Neurofibromatosis presenting as generalized nerve thickening

Sir,

Neurofibromatosis (NF) or von Recklinghausen′s disease is a common autosomal dominant neurocutaneous disorder with a prevalence of 1 in 2500 to 3300 births. ^[1] Less than 10% occur from spontaneous mutations. ^[2] It is characterized by tumors arising from peripheral nerves and the central nervous system and hyperpigmented macules (cafι-au-lait macules).The diagnosis is based on the criteria established by the National Institutes of Health (NIH) consensus development conference. ^[3] Thickening of the peripheral nerves is one of the cardinal features of leprosy. Localized tumors arising from sheaths of peripheral nerves causing nerve thickening can sometimes be seen in neurofibromatosis.

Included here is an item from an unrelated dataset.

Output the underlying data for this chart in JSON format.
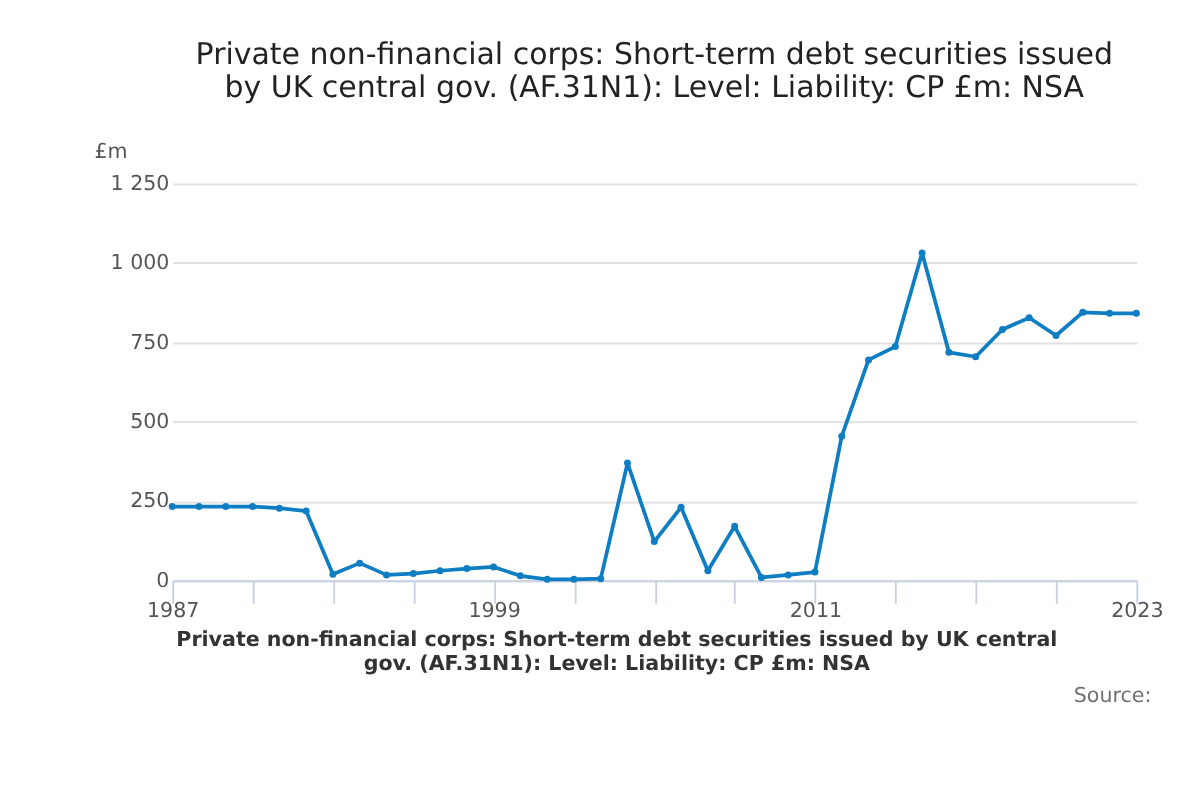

A 26-year-old male patient came to the Dermatology outpatient department with multiple nodules over the face, trunk and extremities since childhood, associated with multiple pigmented patches mainly on the trunk. There was no positive family history. Cutaneous examination revealed multiple cafι-au-lait macules and skin colored to reddish brown nodules distributed over the chin, the trunk and the extremities. The nodules were tender and firm in consistency and were found to be mobile. All the peripheral nerve trunks (greater auricular, ulnar, common peroneal and posterior tibial) were uniformly thickened. The medial antebrachial and the lateral antebrachial and posterior antebrachial cutaneous nerves were thickened. There were multiple small nodules along the course of these nerves [Figure - 1] and [Figure - 2]. Axillary freckling was present. There were no hypopigmented patches. There was no neurological deficit. Slit-lamp examination confirmed the presence of Lisch nodules in right eye. CT scan of the brain and ultrasound examination of the abdomen revealed normal results. Audiometry result was unremarkable. Slit skin smears for AFB were negative. Nerve biopsy taken from the radial cutaneous nerve showed well-circumscribed spindle cell lesion composed of irregular cells with elongated wavy nuclei, consistent with features of neurofibroma [Figure - 3]. The results of staining were negative for amyloid deposits.

In tropics, leprosy is by far the most common cause of nerve thickening. Universal nerve thickening is rare in neurofibromatosis. Generalized nerve thickening is only sporadically reported in neurofibromatosis. ^[4],[5],[6] When encountered, such nerve thickening can easily be mistaken for generalized nerve thickening of leprosy. There have been case reports where neurofibromatosis was associated with leprosy. ^[7],[8] The reported case presented with nerve thickening, cafι-au-lait macules and neurofibromata, which were unmistakable for neurofibromatosis. Leprosy was not considered in the differential diagnosis; however, in patients where there are no cutaneous lesions of neurofibromata the issue cannot be solved without a nerve biopsy. Literature also mentions some other rare causes of universal nerve thickening, such as pachydermoperiostosis, primary amyloidosis, familial hypertrophic interstitial neuritis, Charcot-Marie-Tooth disease, chronic inflammatory demyelinating polyneuropathy, HIV-associated polyneuropathy and cytomegalovirus infection-associated polyneuropathy. Hence, it is pertinent to remember neurofibromatosis as a cause of generalized nerve thickening, lest it creates confusion with leprosy.